Wednesday, February 04, 2004

AND WE'RE BACK.

I just got through reading all of the blogs and I gotta say it again.
Mark is hilarious.

Completely unrelatedly, this morning I got into a fight.

With, of all people, my mom.

And the worst part about it is, I won.

It all started when I received an email from Moveon.org (via my good friend Jeff Schell) asking me to put my name on a list of people who think that President Bush should be censured by congress. This seemed like a great thing to do, and not only did I sign up, but I crafted a rare mass email and asked most of my family and friends to do the same.
Included on this mass email list was my mother, who I'm told, brought me into this world, and is apparently allowed to take me out of it at any time. I was not aware of this loophole in the law, but she seemed quite sure of herself, so I guess I'll believe her.

She didn't think Bush should be censured.
In fact, what she said was,

"Not all of us think he's a bad guy, Ryan."

That's it. That was the full text of her message. No, hi son, are you married yet, when are you coming to visit. That meant she was serious. So I sent her this.

"I never said he was a bad guy, Mom. I said he was a LIAR."

And I capitalized "liar" like that too, very cool.
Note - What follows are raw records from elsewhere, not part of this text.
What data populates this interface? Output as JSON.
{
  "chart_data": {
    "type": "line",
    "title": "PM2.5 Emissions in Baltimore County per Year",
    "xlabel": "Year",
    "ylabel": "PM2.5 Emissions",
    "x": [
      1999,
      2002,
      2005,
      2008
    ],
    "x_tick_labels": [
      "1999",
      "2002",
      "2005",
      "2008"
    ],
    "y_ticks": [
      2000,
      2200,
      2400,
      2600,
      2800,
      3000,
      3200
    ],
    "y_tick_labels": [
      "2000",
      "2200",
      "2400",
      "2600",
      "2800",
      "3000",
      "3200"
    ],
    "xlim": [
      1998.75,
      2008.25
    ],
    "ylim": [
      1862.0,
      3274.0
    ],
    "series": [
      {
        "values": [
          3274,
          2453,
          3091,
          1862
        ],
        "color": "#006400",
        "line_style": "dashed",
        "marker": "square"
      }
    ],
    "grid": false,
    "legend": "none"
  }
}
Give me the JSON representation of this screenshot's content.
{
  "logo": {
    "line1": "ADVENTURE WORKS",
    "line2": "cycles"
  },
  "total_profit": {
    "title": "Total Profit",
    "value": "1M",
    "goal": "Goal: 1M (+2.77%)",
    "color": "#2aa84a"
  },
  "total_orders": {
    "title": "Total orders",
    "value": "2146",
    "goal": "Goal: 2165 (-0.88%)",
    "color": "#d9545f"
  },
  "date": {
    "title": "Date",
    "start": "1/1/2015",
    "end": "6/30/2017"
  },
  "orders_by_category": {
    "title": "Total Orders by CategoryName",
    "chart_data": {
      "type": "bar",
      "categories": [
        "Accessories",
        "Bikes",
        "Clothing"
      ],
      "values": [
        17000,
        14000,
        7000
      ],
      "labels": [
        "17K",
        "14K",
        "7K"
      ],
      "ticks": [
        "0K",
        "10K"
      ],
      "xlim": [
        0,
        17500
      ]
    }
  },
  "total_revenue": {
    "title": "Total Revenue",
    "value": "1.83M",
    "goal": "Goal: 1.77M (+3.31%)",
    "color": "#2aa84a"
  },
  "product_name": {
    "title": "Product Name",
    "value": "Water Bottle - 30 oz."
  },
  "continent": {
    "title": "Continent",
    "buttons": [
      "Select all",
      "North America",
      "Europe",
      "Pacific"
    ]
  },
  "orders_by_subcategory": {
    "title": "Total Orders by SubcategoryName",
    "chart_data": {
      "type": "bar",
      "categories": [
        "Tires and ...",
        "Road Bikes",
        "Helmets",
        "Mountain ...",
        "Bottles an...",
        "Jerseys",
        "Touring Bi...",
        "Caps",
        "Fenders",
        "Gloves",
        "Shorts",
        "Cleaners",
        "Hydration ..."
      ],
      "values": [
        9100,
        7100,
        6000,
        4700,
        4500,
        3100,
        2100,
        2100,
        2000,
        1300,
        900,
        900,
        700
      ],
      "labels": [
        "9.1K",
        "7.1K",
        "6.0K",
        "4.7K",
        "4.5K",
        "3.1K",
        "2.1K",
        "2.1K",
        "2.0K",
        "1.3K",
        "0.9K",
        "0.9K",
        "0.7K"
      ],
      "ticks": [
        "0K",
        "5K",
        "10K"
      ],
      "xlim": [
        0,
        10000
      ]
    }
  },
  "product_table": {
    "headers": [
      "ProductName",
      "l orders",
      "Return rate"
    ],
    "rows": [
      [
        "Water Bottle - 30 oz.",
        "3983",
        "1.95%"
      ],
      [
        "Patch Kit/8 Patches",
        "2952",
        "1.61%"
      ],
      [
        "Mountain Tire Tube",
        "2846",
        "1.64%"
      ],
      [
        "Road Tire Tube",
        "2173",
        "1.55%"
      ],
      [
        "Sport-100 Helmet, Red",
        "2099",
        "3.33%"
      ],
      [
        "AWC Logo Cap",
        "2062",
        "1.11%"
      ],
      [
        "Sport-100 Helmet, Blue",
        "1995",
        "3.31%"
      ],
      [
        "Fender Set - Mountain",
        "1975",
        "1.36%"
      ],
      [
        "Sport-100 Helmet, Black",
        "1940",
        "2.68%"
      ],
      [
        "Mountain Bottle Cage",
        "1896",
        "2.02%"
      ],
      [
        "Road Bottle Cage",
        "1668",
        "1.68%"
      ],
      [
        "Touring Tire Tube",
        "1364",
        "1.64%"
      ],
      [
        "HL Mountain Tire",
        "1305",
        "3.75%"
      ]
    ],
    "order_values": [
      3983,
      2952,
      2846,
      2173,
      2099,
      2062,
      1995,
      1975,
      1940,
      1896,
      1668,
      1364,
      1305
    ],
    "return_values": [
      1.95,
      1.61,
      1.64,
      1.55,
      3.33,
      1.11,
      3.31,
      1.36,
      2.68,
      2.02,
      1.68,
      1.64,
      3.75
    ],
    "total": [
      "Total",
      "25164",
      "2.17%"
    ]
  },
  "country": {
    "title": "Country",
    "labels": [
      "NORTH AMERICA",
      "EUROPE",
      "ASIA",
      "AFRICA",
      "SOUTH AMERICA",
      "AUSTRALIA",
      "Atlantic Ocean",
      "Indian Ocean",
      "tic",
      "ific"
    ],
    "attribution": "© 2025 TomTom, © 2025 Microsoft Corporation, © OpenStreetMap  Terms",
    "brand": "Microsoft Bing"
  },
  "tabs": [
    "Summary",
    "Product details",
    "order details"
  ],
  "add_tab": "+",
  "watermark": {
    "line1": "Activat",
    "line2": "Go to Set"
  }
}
Or so I thought.

She sent back a message that talked about how Iraq was better off now. Then she asked me to imagine if she was living under a brutal dictator, wouldn't I want someone to help her?

And what can you say to that?

I'll tell you what you say. You say, "Of course I'd want someone to help you, Mom. I love you, and I'm sorry for upsetting you."

At least, that's what you say if you're not a dick.

I went on an e-rampage and pulled out all the sarcastic comments I could find. I wrote very lucidly about the lying, the agenda, and all the troops that are dying. I was mean and condescending to her. I talked to her like she was in The Habit.
Basically, I tore my mom a new one.
And I feel really bad about it.

I don't regret what I said, because it was the truth as I see it, but I shouldn't have gone as far as I did. On the bright side, at least I never once used the phrase
"Son of a Cock."

I sent the email with a vicious stab at the left side of my mouse, and sat back, thinking to myself, "Go ahead Mom, respond to THAT."

But she didn't.

I waited around for an hour and still nothing.

And then I read David Swidler's Way Cool Dude Blog to cheer me up.

Bad idea. He's what's known as "a good boy".

I'm an ass.

No, I'm worse, I'm a Mom-abuser.

A Mother Puncher, if you will.

May God have mercy on my soul, even Tupac loved his Mama. I just hope she's not on her way down here right now to grab me by the ear, use my middle name, and tell me to clean up this pigsty.

Mommy?


EDITOR'S NOTE: To follow up on this story, this morning I received a package from my mother and in it were two awesome gifts which she had sent me before our little chat yesterday. I really suck.